“Cap Tourmente” is a tepid psychosexual drama that’s unlikely to earn either critical interest or arthouse coin once it completes a go-round on the fest circuit.
Script by Montreal-based screenwriter Michel Langlois (“La Femme de l’hotel, “”Straight to the Heart”) is an original, but it plays like a slightly opened-up adaptation of a one-set stage play, as Langlois, making his feature directing debut, emphasizes almost nonstop talk and only perfunctory action.
Drama is triggered by the return of Alex (Roy Dupuis), a hunky ne’er-do-well who washed out while trying to follow in his late father’s footsteps as a merchant seaman. Alex retreats to the riverside bed-and-breakfast operated by his indulgent mother, Jeanne (Andree Lachapelle), and sister Alfa (Elise Guilbault). By coincidence, Jean-Louis (Gilbert Sicotte), an old friend of the family, shows up for a visit just as Alex arrives.
It turns out that Jean-Louis used to have something going with Alfa, and something else going with Alex. Alfa isn’t averse to sharing Jean-Louis’ bed again, but it seems that she’s really pining for her brother.

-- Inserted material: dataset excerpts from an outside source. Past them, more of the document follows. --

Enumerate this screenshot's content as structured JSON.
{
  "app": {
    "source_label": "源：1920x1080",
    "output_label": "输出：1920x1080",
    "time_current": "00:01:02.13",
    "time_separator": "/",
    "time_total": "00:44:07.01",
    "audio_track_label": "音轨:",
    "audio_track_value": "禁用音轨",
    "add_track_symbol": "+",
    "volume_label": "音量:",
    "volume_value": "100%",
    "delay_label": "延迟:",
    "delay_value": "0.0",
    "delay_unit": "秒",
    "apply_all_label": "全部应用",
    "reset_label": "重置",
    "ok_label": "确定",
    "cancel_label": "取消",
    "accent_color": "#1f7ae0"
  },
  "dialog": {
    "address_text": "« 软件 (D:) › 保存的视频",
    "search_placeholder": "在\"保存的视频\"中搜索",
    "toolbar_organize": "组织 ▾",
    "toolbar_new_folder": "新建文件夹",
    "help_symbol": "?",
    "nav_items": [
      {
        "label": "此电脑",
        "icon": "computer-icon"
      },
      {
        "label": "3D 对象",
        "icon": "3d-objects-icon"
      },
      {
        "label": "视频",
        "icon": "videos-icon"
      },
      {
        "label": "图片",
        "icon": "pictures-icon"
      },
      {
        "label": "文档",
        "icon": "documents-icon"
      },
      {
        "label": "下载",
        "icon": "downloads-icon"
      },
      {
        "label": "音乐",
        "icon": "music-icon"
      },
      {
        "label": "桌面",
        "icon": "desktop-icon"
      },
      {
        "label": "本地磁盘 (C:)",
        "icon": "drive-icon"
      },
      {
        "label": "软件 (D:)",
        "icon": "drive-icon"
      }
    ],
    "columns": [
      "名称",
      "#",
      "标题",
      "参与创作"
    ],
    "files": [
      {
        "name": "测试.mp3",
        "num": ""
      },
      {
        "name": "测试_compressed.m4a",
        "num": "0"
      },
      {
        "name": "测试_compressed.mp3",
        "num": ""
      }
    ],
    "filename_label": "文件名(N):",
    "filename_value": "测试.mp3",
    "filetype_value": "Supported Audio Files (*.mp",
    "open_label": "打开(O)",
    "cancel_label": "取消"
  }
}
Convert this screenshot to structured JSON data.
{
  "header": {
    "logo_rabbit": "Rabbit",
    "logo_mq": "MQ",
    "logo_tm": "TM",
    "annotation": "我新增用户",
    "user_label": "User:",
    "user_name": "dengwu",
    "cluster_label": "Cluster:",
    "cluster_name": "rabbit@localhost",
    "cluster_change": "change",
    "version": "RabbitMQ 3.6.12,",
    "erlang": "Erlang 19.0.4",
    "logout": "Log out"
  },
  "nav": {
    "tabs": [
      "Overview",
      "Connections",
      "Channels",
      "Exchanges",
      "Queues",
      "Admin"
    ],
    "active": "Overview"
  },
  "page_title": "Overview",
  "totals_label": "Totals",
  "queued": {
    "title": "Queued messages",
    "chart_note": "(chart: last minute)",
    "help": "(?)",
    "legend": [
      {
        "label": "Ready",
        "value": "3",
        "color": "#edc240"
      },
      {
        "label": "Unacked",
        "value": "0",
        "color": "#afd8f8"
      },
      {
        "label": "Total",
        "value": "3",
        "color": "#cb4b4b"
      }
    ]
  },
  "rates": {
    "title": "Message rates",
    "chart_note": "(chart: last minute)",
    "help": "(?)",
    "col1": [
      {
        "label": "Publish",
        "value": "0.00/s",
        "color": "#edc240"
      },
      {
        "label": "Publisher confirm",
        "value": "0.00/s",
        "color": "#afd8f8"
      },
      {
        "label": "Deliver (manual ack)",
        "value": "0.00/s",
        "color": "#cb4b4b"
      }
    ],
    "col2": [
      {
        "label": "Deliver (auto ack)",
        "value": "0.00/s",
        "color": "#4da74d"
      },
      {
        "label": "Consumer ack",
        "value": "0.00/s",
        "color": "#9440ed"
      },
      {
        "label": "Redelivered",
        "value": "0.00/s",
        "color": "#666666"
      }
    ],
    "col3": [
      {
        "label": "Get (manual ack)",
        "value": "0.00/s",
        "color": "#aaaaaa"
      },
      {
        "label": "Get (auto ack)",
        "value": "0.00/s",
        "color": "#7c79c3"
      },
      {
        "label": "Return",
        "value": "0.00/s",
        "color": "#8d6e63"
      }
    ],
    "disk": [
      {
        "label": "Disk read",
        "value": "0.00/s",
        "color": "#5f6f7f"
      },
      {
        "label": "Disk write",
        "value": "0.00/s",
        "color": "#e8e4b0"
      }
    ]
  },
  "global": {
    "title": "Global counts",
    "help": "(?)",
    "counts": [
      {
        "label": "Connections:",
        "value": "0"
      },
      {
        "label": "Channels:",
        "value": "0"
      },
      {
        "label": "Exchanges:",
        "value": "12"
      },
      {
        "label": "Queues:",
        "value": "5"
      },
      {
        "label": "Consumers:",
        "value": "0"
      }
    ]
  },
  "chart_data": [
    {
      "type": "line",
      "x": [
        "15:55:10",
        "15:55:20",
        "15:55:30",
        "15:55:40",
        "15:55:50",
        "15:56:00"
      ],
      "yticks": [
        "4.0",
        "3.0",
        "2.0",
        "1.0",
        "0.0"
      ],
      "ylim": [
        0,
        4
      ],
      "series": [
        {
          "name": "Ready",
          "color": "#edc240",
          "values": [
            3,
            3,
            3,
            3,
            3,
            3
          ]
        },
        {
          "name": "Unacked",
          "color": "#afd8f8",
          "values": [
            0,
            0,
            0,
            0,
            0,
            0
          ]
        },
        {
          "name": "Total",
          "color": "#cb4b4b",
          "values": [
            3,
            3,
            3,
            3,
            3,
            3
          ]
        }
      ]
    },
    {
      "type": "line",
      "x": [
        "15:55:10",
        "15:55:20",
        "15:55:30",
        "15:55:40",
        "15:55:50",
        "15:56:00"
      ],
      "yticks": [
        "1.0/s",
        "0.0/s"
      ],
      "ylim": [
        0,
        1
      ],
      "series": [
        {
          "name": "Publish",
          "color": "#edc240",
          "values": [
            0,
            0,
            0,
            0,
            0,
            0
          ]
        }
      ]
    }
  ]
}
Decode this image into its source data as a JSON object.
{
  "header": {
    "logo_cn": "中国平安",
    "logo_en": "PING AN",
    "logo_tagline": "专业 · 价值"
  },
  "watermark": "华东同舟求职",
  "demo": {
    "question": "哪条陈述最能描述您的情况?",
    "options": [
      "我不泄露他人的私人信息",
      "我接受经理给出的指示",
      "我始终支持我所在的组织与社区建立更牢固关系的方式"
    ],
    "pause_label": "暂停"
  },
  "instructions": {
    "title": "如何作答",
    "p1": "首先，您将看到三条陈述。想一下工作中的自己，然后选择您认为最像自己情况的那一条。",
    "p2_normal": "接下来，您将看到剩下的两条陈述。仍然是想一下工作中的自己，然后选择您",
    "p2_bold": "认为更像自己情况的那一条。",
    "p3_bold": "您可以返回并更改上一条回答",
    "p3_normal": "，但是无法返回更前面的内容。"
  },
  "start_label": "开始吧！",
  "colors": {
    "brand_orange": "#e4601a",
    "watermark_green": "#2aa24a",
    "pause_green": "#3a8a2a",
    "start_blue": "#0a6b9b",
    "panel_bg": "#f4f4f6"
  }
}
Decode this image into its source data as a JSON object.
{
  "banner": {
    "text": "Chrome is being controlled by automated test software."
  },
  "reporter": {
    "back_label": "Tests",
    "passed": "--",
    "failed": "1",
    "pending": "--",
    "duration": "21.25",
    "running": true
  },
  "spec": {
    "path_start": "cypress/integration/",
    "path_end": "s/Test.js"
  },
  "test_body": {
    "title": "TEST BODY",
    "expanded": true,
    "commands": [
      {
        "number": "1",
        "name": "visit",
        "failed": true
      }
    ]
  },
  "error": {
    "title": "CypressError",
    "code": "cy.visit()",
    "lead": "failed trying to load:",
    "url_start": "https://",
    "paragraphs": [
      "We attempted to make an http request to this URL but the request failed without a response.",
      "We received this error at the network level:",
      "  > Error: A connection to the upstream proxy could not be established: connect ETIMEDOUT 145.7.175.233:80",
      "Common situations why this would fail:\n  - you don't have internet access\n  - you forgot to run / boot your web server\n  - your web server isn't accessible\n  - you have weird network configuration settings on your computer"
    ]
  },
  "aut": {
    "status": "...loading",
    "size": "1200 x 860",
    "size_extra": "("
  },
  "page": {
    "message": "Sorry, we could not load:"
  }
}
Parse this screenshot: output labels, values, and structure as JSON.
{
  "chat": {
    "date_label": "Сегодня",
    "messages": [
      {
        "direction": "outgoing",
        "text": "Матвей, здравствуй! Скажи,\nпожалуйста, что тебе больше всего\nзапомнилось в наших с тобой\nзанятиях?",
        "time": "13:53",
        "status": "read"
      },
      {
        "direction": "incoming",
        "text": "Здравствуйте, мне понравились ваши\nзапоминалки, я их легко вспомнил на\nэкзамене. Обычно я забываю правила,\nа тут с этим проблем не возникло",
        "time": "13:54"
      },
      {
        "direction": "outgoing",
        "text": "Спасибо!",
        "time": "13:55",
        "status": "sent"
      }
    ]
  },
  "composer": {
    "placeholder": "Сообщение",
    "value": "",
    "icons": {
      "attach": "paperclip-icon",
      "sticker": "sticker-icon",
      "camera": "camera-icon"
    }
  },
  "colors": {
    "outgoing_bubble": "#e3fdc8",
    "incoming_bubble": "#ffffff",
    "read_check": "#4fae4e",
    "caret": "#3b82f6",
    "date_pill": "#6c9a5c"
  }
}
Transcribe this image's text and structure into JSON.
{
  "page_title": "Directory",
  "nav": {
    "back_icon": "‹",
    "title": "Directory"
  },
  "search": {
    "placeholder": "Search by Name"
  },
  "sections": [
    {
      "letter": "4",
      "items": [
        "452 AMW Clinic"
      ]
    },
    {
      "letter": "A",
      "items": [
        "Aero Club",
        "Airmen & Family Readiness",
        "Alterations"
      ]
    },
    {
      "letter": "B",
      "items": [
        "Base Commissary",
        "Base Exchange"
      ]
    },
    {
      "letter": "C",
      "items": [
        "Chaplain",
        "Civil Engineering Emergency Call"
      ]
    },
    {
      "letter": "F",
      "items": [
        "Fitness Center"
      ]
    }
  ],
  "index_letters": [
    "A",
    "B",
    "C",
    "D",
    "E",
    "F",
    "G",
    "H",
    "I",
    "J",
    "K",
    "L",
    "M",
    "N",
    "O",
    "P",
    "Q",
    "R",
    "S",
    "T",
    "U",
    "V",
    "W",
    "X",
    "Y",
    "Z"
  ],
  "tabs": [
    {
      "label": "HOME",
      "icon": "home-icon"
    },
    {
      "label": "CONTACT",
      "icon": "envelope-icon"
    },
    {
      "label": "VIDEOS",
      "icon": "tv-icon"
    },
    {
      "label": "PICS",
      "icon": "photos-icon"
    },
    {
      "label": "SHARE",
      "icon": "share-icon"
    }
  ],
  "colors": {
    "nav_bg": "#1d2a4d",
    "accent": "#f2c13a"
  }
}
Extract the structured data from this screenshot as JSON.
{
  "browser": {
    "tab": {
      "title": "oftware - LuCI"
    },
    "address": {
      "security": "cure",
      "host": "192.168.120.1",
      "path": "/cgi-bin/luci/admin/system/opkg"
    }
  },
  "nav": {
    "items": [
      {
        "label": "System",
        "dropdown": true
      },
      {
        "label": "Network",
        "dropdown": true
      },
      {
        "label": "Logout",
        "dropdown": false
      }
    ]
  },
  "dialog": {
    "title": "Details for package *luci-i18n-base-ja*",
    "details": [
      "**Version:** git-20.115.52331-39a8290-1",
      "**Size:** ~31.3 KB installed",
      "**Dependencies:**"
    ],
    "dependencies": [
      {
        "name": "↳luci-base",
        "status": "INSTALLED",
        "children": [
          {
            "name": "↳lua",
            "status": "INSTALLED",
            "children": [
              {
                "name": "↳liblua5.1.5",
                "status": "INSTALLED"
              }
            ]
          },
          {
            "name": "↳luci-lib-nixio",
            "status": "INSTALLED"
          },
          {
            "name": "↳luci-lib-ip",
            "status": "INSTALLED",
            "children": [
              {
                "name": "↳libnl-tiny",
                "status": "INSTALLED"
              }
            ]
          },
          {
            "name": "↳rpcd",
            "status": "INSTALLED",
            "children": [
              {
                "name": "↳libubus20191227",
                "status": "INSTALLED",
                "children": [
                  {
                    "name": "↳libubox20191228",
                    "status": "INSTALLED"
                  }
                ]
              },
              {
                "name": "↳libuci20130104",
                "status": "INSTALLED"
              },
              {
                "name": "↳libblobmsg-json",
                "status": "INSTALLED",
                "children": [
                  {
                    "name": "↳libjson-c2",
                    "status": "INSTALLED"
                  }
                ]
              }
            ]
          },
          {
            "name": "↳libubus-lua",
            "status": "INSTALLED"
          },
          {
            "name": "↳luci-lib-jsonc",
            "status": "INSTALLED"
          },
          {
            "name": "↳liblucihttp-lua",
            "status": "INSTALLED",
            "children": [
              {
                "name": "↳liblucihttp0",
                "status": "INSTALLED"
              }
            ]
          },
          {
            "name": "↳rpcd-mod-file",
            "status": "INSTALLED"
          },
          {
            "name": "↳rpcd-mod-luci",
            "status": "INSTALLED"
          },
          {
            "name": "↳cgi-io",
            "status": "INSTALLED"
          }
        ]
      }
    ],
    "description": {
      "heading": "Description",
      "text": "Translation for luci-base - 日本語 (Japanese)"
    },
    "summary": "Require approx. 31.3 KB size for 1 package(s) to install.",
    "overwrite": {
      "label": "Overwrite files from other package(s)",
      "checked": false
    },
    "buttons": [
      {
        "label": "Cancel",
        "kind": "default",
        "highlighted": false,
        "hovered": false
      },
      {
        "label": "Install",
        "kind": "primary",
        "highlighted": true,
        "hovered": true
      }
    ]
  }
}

And just to make the air of incest a little heavier, Jeanne indicates that she, too, thinks her son is a hot number.
Trouble is, Alex is too wrapped up in self-regarding ennui, and too strung out on drugs, to remain interested very long in anyone.
After a while, however, Alex’s childish behavior places an impossible demand on the audience’s sympathies, even as he remains the darling of those around him.
The performances are wildly uneven, ranging from Guilbault’s unfortunately comical overplaying to Dupuis’ jeans-ad posturing.
Lachapelle works hard at creating a flesh-and-blood character, Sicotte works even harder, and both succeed more often than not.
Eric Cayla’s moody lensing and Normand Sarrazin’s apt art direction go a long way toward giving the pic some visual variety.